13.6.20

O ato educativo também precisa ser uma posição de classe


Classe e luta de classesIlustração Revista Piaui



Diante da ignorância de parcela considerável da sociedade brasileira, mais ou menos 30%, fico me perguntando se nós, o professorado, temos alguma parcela de responsabilidade na formação desta gente que sequer acredita nas milhares de mortes por Covid-19, que mitifica o senhor Jair Bolsonaro, que atribui a pandemia que assola o país à mídia, que acredita na forma plana da Terra e em muitas outras coisas mais que até Deus duvida. De onde saiu tanta gente analfabeta em tantos assuntos?
Em sã consciência é impossível culpar o professorado em sua totalidade. Mas não se pode fazer vistas grossas muito embora uma boa parcela seja bolsonarista de quatro costados e que o defende mesmo sabendo que este governo tem diversas medidas contra o magistério. Essa parcela docente precisa ser estudada. 

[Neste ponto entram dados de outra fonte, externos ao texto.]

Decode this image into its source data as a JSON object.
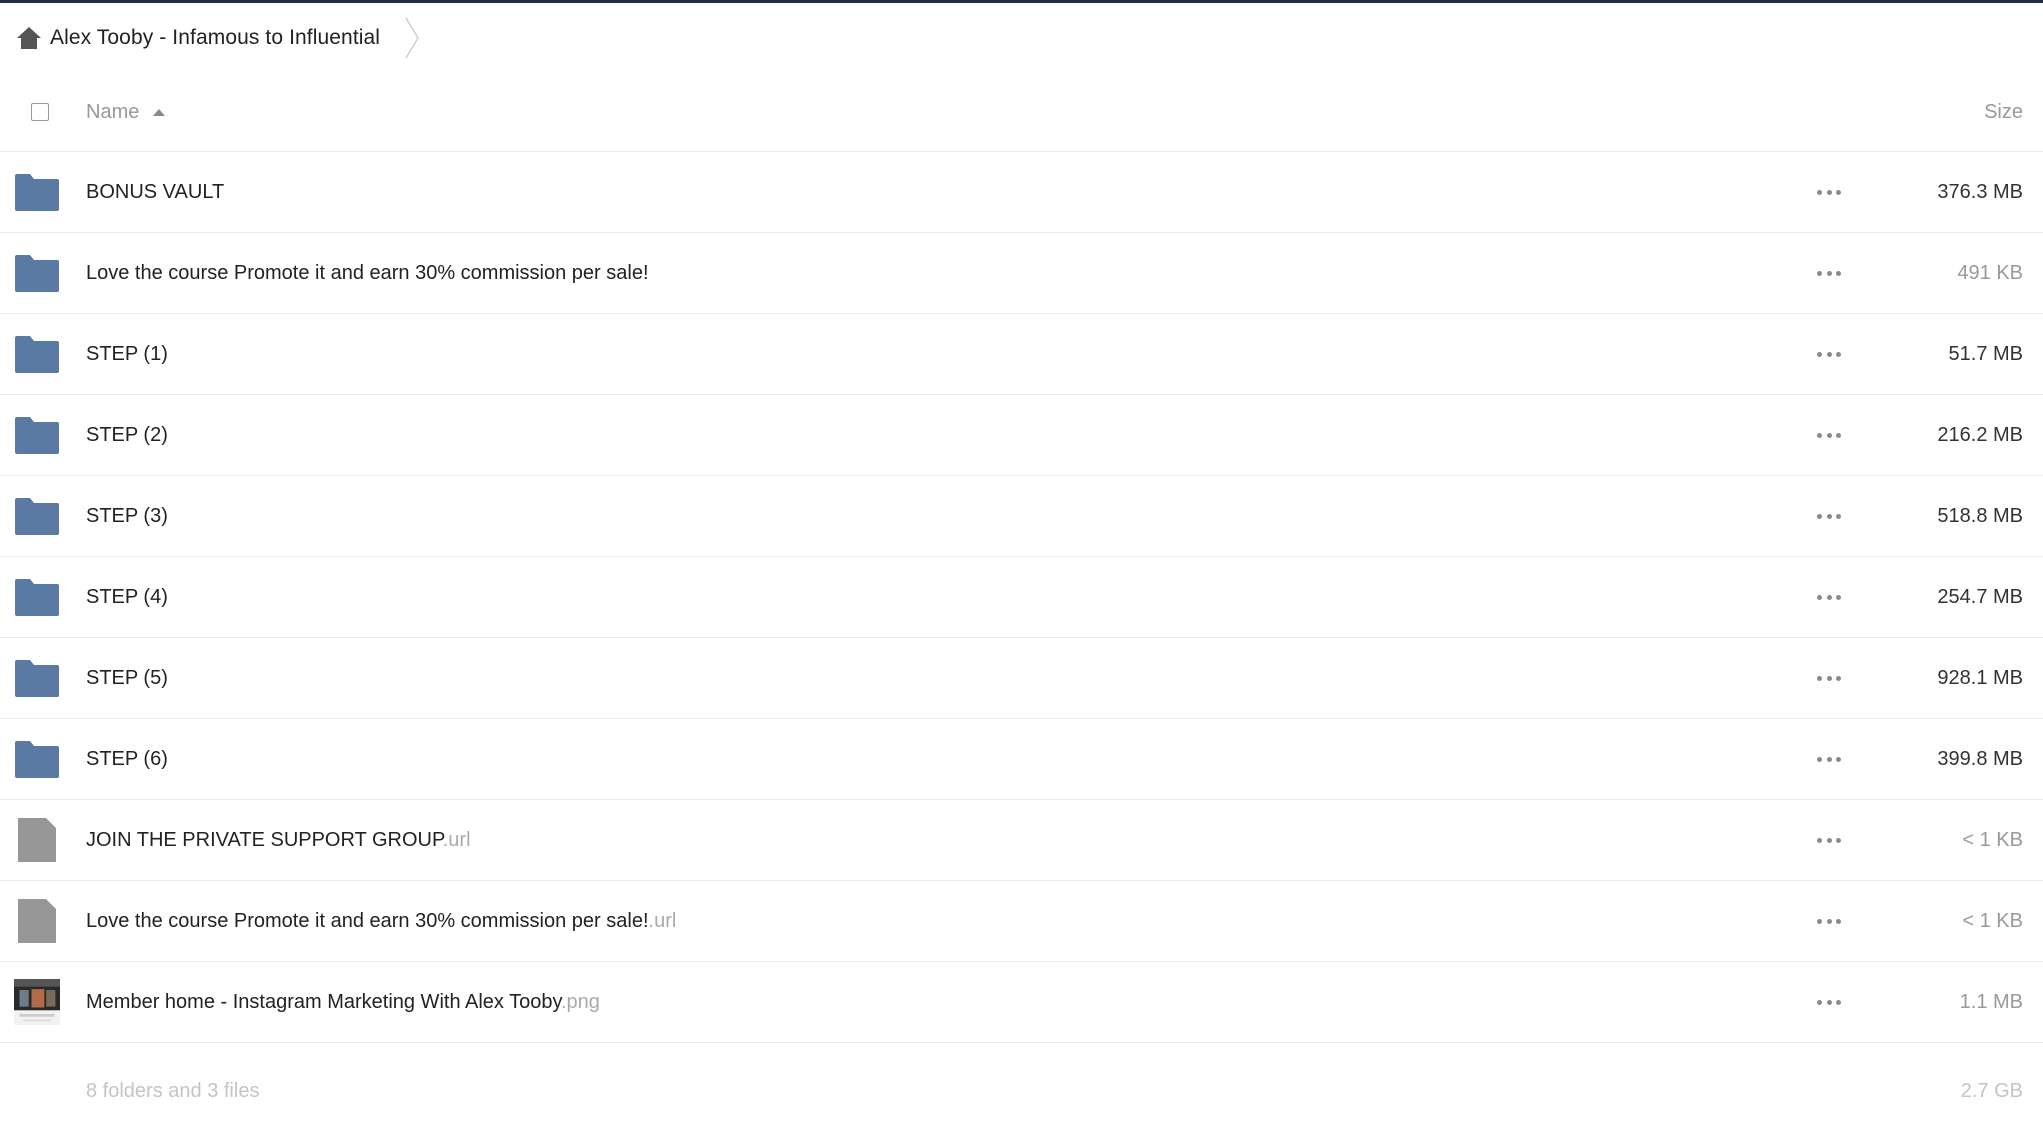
{
  "breadcrumb": {
    "home_icon": "home-icon",
    "label": "Alex Tooby - Infamous to Influential"
  },
  "header": {
    "name_label": "Name",
    "size_label": "Size"
  },
  "colors": {
    "folder": "#5b7aa3",
    "file": "#969696",
    "topbar": "#1d2d44"
  },
  "rows": [
    {
      "type": "folder",
      "name": "BONUS VAULT",
      "ext": "",
      "size": "376.3 MB",
      "size_faded": false
    },
    {
      "type": "folder",
      "name": "Love the course Promote it and earn 30% commission per sale!",
      "ext": "",
      "size": "491 KB",
      "size_faded": true
    },
    {
      "type": "folder",
      "name": "STEP (1)",
      "ext": "",
      "size": "51.7 MB",
      "size_faded": false
    },
    {
      "type": "folder",
      "name": "STEP (2)",
      "ext": "",
      "size": "216.2 MB",
      "size_faded": false
    },
    {
      "type": "folder",
      "name": "STEP (3)",
      "ext": "",
      "size": "518.8 MB",
      "size_faded": false
    },
    {
      "type": "folder",
      "name": "STEP (4)",
      "ext": "",
      "size": "254.7 MB",
      "size_faded": false
    },
    {
      "type": "folder",
      "name": "STEP (5)",
      "ext": "",
      "size": "928.1 MB",
      "size_faded": false
    },
    {
      "type": "folder",
      "name": "STEP (6)",
      "ext": "",
      "size": "399.8 MB",
      "size_faded": false
    },
    {
      "type": "file",
      "name": "JOIN THE PRIVATE SUPPORT GROUP",
      "ext": ".url",
      "size": "< 1 KB",
      "size_faded": true
    },
    {
      "type": "file",
      "name": "Love the course Promote it and earn 30% commission per sale!",
      "ext": ".url",
      "size": "< 1 KB",
      "size_faded": true
    },
    {
      "type": "image",
      "name": "Member home - Instagram Marketing With Alex Tooby",
      "ext": ".png",
      "size": "1.1 MB",
      "size_faded": true
    }
  ],
  "summary": {
    "text": "8 folders and 3 files",
    "size": "2.7 GB"
  }
}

Tenho duas hipóteses a respeito. 
1. Ela vem sendo formada nas instituições de ensino superior, públicas e particulares, apenas em bases técnicas, isto é, para dar aulas de determinados conteúdos e ponto. E mesmo assim com um discutível domínio de conteúdo. O que sustenta esta hipótese é a baixa avaliação dos cursos de formação, públicos e particulares, no Ranking Universitário Folha (RUF). Dos 1800 cursos particulares e públicos existentes, mais ou menos 50%, são incapazes de atingir ao menos a metade da pontuação que os melhores são capazes de atingir. 

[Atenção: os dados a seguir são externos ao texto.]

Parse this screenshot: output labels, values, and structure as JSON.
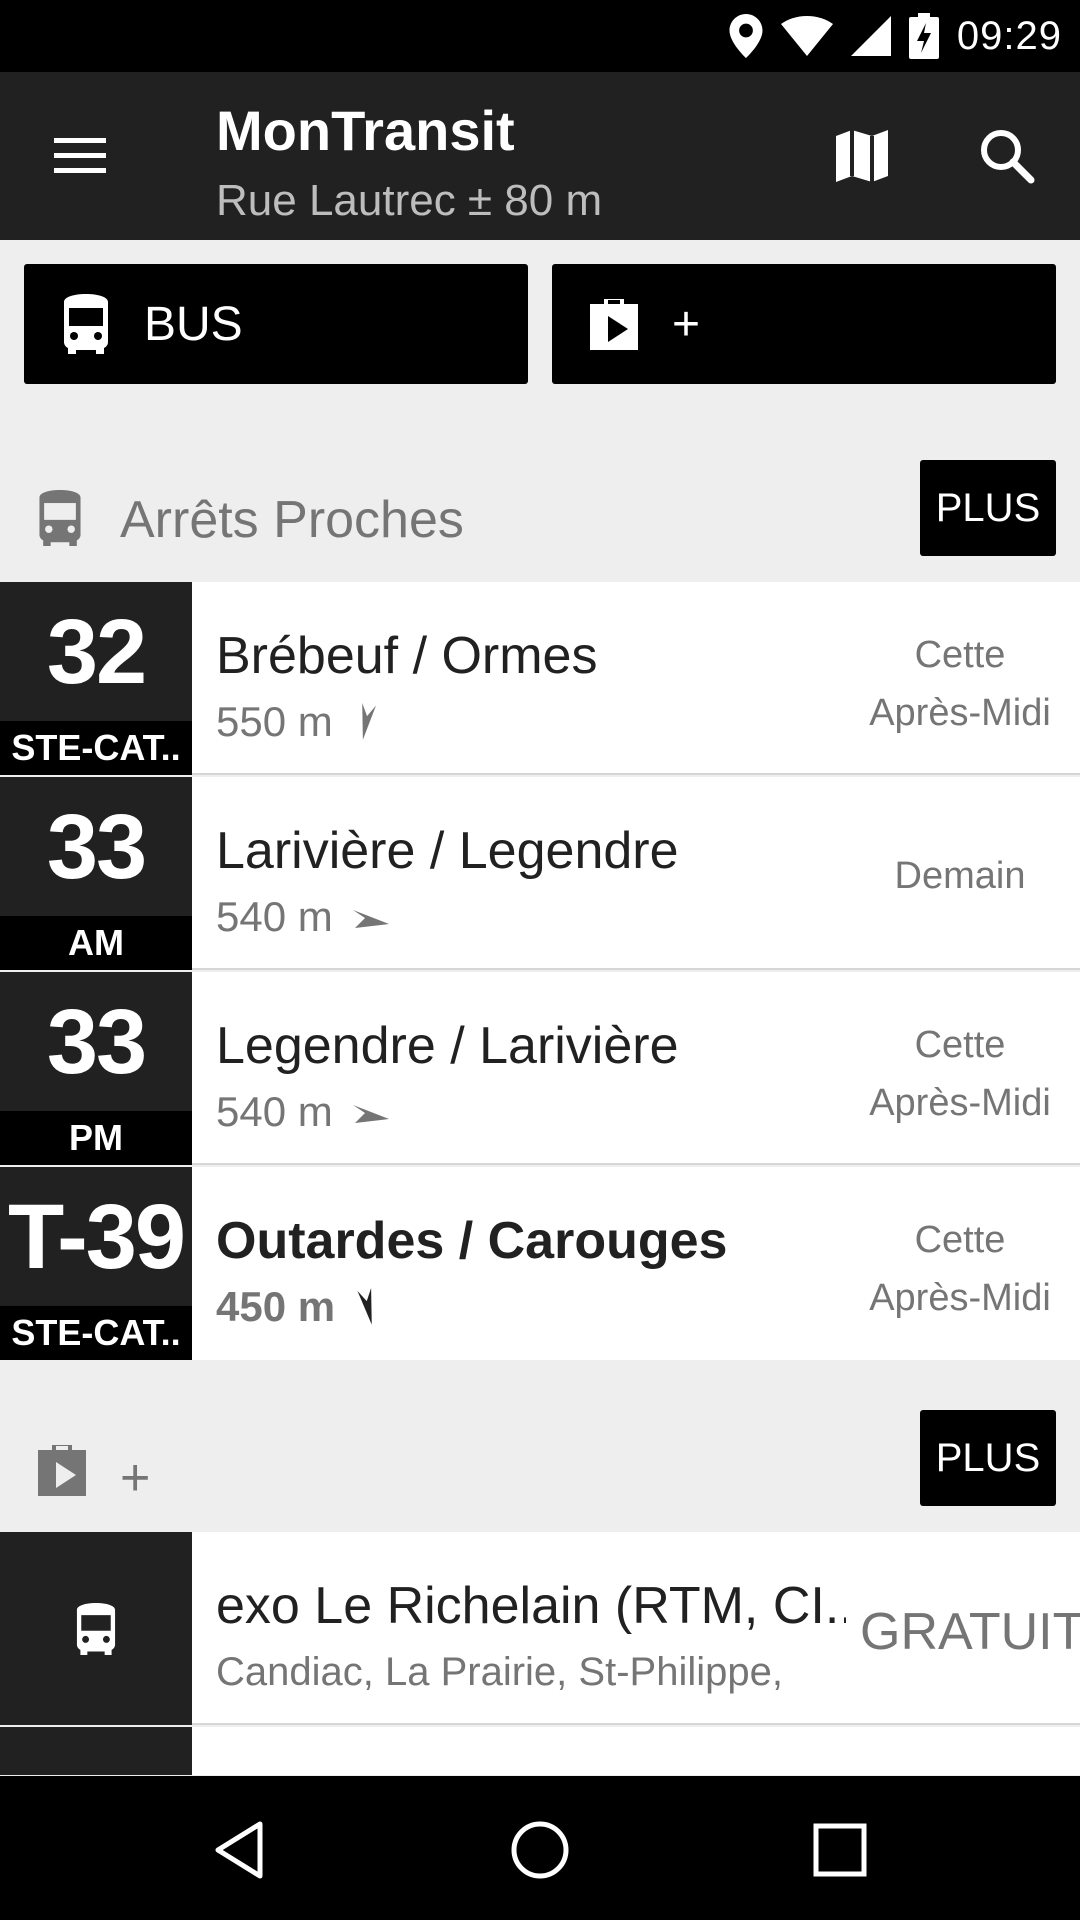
{
  "status_bar": {
    "time": "09:29",
    "icons": [
      "location-icon",
      "wifi-icon",
      "signal-icon",
      "battery-icon"
    ]
  },
  "app_bar": {
    "title": "MonTransit",
    "subtitle": "Rue Lautrec ± 80 m"
  },
  "quick_buttons": [
    {
      "label": "BUS",
      "icon": "bus-icon"
    },
    {
      "label": "+",
      "icon": "play-bag-icon"
    }
  ],
  "nearby": {
    "title": "Arrêts Proches",
    "more_label": "PLUS",
    "stops": [
      {
        "route": "32",
        "direction": "STE-CAT..",
        "name": "Brébeuf / Ormes",
        "distance": "550 m",
        "time": "Cette\nAprès-Midi",
        "bold": false
      },
      {
        "route": "33",
        "direction": "AM",
        "name": "Larivière / Legendre",
        "distance": "540 m",
        "time": "Demain",
        "bold": false
      },
      {
        "route": "33",
        "direction": "PM",
        "name": "Legendre / Larivière",
        "distance": "540 m",
        "time": "Cette\nAprès-Midi",
        "bold": false
      },
      {
        "route": "T-39",
        "direction": "STE-CAT..",
        "name": "Outardes / Carouges",
        "distance": "450 m",
        "time": "Cette\nAprès-Midi",
        "bold": true
      }
    ]
  },
  "modules": {
    "title": "+",
    "more_label": "PLUS",
    "agency": {
      "name": "exo Le Richelain (RTM, CI..",
      "location": "Candiac, La Prairie, St-Philippe,",
      "price": "GRATUIT"
    }
  },
  "colors": {
    "app_bar": "#212121",
    "route_box": "#212121",
    "background": "#eeeeee",
    "accent": "#000000"
  }
}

2. Os cursos de formação de professores definem o professor conforme a primeira parte da definição dada pelo dicionário Caldas Aulete: 
1. Indivíduo que se especializou em ensinar, em escola ou universidade; docente; mestre
2. Aquele que ensina algo (disciplina, atividade, arte, ofício, técnica etc.) a alguém
Parecem, talvez por conveniência, nunca ler no mesmo verbete que professor é “4. Aquele que professa (uma religião, uma dada concepção de mundo etc.)”.  E isto é muito ruim porque reduzem o professor a um sujeito técnico e asséptico, alienado por excelência. 
A soma das duas hipóteses tem como resultado um professor que conhece superficialmente o conteúdo de sua disciplina e, às vezes, de forma enviesada, e não está nem aí para a vida política, econômica, religiosa e cultural de sua gente. Nada questiona por insegurança e insuficiência de conhecimento. Sua formação e ele próprio se situam na contramão do que disse o mestre Paulo Freire: "a prática educativa, reconhecendo-se como prática política, se recusa a deixar-se aprisionar na estreiteza burocrática de procedimentos escolarizantes" (Freire, 2001)[1]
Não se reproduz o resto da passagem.